I will reread this book because others obviously got something out of it that I didn’t, and perhaps I will get more on a second reading.
The biggest thing that Mary & I have in common is mothers who used to say “you have such a pretty face … ” with the implication that it was too bad about the rest of me.
Like Joanne (above) I felt discrimination in school. I was always chubby, but at the age of 11-12 I was a fairly good tennis player, and played doubles regularly during lunch period … until a new student came to the school who was athletc & loved playing tennis, and then I wasn’t wanted any more. I often found, even in college that the only person who wanted to be my friend was the other person that everyone hated for whatever reason.
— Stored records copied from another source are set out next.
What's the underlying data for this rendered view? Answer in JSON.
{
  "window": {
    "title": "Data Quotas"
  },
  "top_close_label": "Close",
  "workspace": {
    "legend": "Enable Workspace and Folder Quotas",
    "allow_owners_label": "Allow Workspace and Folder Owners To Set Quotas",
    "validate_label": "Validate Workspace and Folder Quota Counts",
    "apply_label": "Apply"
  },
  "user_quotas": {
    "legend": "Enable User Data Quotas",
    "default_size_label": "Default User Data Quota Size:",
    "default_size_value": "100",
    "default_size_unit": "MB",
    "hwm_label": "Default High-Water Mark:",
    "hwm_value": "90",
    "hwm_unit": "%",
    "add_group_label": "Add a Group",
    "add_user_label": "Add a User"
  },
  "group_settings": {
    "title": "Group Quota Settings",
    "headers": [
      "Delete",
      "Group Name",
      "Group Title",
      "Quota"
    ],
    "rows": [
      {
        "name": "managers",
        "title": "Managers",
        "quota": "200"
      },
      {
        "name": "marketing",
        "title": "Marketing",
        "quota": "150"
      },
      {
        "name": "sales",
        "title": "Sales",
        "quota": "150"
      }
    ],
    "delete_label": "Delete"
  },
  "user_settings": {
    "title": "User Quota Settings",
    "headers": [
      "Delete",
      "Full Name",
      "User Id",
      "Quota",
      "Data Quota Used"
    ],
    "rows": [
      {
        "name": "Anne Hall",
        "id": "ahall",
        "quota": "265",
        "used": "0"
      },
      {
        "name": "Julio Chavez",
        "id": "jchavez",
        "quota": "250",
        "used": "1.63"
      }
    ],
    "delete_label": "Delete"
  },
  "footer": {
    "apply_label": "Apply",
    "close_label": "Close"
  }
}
I’ve suffered from depression for many years, and have often been told by doctors to just lose weight & I’ll be fine. I’ve had supervisors who, while not saying anything directly to me about my weight, have criticised & ridiculed every other overweight person they’ve met. It took me a long time to come to terms with my weight, and, as I said, I don’t think about it much. Having come out of my shell, I’ve learned that people like my personality, and don’t really notice my weight. It’s a lovely feeling. Unfortunately there are still many many people out there who think there’s something fundamentally wrong with someone who is overweight, and who don’t stop to learn anything different.